A High Court judge has ruled the PSNI's failure to conduct an overarching review of state collusion with a notorious loyalist gang breached its human rights obligations.
The independent Historic Enquiries Team (HET) had partially completed a probe into the activities of the Glenanne gang but its work was halted by PSNI commanders.
The HET had examined individual murders committed by the gang but had not undertaken an overarching thematic review of the collusion allegations.
The PSNI's decision to stop the HET review was challenged by way of judicial review by the family of Patrick Barnard, who was killed in a bomb blast in Dungannon in 1976.
The Glenanne gang was a UVF unit that counted rogue security force personnel among its members.
Primarily operating in Tyrone and Armagh, the gang has been blamed for around 130 sectarian murders during the 1970s and 1980s.
Delivering judgment at Belfast High Court, Judge Seamus Treacy found that changes made by the PSNI to how it investigated historic cases were "fundamentally inconsistent" with its obligations in the European Convention on Human Rights.
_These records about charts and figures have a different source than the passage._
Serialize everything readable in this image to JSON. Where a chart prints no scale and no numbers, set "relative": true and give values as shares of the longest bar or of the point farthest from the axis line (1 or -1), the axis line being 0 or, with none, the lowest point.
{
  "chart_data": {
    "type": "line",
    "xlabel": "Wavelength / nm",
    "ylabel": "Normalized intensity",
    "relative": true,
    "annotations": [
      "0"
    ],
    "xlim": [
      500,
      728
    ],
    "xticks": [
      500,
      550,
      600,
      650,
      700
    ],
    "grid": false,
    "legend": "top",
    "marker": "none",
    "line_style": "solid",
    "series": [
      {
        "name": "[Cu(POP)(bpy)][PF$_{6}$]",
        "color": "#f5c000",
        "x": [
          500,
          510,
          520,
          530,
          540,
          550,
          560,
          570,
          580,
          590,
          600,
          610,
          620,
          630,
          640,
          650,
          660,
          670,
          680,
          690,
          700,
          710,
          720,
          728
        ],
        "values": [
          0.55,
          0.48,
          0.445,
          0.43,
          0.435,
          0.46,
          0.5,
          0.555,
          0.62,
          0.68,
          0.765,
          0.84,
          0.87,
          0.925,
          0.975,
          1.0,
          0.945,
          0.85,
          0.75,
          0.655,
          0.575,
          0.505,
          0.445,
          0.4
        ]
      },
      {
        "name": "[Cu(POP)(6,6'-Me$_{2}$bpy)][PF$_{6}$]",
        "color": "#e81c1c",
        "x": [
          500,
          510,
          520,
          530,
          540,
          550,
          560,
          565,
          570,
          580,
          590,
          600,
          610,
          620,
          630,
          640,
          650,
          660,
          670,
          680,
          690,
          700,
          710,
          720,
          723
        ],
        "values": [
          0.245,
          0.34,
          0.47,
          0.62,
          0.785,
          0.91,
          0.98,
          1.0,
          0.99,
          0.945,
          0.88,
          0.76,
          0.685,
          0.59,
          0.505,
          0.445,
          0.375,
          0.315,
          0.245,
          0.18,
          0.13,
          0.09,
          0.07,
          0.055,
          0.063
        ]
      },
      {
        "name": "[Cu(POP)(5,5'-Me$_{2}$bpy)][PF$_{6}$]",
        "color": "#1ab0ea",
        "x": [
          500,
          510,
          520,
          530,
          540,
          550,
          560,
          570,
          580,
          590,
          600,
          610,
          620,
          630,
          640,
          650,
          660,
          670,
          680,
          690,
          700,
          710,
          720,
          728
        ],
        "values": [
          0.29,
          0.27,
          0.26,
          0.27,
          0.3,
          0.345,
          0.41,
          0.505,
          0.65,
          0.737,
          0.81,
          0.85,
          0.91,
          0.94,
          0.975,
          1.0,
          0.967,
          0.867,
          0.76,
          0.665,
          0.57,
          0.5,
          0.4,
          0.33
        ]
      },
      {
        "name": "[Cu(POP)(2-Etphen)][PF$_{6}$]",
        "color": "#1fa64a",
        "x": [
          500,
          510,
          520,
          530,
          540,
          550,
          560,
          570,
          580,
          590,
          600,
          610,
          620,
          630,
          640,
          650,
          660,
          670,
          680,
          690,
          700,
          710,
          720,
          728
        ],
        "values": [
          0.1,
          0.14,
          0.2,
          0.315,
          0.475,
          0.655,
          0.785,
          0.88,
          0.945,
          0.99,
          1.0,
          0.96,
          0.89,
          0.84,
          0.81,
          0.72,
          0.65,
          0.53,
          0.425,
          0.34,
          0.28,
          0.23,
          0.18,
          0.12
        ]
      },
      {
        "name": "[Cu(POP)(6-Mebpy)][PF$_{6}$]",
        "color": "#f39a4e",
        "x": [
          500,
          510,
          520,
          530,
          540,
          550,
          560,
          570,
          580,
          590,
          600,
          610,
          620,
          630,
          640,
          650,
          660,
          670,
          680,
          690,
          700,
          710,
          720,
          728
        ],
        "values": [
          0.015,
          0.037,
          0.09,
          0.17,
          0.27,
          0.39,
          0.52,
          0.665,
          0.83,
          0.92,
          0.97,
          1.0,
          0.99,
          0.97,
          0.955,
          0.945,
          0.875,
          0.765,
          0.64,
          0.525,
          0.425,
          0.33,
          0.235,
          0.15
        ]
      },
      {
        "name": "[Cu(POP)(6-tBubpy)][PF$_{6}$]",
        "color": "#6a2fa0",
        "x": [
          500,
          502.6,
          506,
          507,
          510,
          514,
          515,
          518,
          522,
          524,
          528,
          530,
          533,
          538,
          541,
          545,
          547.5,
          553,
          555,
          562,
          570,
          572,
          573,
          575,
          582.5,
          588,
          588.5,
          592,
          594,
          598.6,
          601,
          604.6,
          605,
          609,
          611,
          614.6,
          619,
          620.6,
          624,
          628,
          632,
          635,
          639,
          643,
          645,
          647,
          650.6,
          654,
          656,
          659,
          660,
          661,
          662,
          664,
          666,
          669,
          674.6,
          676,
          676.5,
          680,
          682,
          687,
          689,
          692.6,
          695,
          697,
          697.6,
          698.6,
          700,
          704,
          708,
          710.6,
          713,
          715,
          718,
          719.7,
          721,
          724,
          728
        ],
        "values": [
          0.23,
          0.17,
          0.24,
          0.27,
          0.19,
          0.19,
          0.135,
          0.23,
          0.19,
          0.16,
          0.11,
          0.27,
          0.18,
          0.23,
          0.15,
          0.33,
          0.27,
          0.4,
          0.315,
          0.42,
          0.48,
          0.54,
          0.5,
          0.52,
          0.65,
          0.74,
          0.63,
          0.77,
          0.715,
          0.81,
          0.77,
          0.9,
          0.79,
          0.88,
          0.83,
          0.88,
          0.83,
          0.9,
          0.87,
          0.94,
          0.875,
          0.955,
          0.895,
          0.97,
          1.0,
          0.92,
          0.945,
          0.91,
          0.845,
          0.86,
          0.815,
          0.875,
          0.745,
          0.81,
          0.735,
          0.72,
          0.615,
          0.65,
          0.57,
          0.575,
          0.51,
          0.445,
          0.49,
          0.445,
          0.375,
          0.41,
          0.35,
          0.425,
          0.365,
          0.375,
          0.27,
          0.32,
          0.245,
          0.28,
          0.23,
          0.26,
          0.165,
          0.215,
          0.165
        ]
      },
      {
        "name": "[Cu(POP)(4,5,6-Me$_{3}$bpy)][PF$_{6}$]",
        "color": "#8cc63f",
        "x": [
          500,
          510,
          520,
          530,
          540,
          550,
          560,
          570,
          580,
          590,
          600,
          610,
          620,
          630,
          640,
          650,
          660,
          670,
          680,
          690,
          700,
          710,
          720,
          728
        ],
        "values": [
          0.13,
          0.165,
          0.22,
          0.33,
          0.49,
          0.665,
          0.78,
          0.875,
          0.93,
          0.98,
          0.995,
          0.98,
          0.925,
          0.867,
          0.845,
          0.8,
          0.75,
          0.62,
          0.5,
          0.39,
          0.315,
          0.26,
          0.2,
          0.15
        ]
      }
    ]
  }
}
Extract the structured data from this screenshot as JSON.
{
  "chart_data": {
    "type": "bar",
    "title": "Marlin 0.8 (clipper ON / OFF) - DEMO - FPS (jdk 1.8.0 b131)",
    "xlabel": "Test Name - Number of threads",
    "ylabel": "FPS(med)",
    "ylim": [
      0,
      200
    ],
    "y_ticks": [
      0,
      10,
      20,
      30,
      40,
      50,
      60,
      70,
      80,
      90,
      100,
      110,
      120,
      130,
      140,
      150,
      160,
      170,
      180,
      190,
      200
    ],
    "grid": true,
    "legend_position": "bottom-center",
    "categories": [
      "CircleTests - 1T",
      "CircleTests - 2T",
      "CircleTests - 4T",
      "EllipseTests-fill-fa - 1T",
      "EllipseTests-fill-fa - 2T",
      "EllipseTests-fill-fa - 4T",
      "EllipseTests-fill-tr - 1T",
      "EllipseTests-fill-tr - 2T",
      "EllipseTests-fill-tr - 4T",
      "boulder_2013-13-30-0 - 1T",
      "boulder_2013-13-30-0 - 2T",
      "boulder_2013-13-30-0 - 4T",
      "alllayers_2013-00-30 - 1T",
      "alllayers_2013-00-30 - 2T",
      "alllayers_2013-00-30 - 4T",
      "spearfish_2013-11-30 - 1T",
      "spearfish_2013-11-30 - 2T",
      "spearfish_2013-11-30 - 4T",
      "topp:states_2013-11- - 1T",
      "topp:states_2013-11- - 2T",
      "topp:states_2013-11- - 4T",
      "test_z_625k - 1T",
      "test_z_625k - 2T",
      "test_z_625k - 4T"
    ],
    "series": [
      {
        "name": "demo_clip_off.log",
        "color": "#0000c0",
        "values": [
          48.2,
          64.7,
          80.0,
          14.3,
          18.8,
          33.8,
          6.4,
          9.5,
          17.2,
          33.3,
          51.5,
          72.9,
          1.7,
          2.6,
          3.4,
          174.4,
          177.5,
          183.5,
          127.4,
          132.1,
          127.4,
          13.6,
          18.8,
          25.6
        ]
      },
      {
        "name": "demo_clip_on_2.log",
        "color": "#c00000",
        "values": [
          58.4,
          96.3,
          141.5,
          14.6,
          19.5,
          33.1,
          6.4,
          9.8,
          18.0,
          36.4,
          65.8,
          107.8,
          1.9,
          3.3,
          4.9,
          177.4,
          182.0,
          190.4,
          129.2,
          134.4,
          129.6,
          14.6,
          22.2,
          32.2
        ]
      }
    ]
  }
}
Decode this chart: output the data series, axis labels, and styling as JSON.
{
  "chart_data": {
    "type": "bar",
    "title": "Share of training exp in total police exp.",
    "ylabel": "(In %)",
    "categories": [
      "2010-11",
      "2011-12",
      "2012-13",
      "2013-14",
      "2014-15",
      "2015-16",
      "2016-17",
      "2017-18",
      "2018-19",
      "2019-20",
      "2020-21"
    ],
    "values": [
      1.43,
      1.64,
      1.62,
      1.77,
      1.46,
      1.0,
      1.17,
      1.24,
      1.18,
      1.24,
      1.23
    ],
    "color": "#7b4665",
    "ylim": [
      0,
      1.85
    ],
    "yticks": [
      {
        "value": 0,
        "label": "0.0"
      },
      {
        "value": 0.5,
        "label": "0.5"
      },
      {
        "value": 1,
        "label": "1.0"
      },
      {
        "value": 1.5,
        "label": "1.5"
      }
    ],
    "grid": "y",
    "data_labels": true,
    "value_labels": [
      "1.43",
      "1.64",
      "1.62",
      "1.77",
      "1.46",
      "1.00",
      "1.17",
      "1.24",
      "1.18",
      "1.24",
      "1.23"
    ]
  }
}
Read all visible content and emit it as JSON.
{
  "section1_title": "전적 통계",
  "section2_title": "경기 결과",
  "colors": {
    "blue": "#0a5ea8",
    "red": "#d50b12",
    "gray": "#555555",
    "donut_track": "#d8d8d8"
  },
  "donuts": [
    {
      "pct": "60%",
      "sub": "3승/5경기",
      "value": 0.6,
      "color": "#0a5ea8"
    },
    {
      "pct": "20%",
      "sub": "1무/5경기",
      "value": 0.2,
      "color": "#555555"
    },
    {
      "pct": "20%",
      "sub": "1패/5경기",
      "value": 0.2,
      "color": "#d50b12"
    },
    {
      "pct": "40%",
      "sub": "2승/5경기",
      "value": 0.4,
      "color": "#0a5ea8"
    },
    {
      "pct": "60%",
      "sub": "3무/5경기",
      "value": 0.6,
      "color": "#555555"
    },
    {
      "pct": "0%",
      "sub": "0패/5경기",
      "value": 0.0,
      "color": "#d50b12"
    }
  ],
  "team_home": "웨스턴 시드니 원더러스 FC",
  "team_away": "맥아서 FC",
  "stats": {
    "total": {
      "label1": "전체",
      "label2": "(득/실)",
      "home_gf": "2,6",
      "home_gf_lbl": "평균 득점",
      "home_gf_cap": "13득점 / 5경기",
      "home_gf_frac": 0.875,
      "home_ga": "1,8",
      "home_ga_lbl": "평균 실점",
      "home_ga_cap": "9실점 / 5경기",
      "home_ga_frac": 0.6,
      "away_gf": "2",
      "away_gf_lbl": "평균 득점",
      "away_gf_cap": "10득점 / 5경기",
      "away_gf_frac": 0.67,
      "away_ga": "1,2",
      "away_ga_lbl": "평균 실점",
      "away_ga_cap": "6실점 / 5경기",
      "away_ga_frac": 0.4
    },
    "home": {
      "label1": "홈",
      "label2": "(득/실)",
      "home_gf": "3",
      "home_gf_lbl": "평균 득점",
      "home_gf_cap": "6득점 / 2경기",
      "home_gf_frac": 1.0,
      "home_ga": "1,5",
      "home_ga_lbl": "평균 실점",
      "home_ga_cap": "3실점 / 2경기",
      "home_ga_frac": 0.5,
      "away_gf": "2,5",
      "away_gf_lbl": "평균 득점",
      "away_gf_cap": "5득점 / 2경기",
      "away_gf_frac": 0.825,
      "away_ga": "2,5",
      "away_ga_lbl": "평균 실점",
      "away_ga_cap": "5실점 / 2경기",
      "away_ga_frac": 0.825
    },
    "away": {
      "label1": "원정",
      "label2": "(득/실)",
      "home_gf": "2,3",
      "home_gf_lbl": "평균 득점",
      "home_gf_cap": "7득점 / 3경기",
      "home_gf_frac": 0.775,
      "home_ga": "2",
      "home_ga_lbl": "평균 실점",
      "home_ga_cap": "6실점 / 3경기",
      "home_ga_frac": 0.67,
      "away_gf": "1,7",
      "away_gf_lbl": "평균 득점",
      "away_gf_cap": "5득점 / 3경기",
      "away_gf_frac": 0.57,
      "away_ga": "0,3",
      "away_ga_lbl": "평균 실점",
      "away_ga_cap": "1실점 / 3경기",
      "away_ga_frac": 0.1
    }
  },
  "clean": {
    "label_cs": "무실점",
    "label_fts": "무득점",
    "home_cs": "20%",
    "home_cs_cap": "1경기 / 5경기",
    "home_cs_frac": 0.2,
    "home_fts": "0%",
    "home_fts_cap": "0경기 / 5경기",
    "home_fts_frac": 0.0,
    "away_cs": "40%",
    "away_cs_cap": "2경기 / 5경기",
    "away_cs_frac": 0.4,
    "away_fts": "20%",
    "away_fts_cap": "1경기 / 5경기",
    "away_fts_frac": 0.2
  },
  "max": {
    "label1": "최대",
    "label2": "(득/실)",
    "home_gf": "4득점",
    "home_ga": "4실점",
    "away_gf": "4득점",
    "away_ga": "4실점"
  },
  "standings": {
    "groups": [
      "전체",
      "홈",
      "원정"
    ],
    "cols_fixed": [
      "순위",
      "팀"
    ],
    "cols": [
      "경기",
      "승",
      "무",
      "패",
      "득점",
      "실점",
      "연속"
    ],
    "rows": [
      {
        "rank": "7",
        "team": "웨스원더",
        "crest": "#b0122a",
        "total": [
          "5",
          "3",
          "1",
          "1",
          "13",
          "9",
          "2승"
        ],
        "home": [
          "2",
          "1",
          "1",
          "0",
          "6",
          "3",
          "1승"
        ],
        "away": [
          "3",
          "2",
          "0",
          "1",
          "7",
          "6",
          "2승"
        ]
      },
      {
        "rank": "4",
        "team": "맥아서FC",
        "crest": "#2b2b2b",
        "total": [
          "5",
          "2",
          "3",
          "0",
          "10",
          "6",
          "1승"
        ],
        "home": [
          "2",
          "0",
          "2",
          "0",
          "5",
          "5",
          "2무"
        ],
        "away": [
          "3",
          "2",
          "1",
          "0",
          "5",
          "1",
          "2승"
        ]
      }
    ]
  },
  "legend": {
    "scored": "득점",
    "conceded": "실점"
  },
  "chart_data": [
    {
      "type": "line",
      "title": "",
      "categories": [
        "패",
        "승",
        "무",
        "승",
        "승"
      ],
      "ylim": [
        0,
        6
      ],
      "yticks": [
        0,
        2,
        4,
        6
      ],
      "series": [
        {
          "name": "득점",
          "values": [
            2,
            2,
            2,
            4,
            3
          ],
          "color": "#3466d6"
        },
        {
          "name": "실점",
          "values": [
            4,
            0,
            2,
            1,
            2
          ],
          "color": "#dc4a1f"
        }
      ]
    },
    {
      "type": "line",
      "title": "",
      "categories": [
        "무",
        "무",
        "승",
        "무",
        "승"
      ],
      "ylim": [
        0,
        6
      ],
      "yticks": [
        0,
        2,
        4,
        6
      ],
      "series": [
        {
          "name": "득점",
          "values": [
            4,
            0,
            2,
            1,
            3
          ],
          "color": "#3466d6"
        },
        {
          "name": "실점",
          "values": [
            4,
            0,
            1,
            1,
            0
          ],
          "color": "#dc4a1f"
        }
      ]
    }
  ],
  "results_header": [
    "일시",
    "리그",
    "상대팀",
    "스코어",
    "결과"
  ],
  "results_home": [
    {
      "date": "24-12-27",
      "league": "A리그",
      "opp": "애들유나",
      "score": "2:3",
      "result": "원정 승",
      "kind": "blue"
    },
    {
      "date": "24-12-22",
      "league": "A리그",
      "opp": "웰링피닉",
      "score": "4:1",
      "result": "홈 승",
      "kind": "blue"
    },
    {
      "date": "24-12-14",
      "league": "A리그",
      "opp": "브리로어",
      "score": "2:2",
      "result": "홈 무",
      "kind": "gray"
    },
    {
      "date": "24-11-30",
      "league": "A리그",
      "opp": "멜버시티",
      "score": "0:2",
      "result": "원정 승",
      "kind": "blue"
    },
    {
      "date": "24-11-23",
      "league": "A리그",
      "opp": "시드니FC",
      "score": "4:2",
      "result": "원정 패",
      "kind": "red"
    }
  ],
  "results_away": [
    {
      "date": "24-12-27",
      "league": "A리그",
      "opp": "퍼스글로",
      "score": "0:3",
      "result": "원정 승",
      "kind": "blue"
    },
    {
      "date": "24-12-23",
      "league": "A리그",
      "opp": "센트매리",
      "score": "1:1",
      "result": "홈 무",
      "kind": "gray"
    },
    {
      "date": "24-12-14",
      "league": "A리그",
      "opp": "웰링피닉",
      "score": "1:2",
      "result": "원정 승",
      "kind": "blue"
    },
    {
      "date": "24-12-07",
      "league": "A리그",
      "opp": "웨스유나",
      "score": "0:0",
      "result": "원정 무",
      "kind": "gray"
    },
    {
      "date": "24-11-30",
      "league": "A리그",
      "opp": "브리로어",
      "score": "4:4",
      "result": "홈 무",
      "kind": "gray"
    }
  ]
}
He also questioned the state's commitment to investigating cases that involved alleged collusion.
He was particularly critical of decisions taken by former PSNI chief constable Sir Matt Baggott.
The judge said the Barnard family had a "legitimate expectation" that a thematic probe into collusion would have been completed.
He said the police's treatment of them had been "unfair" in the "extreme".
The judge placed the onus on the PSNI to offer an "appropriate form of relief" that would address the family's concerns.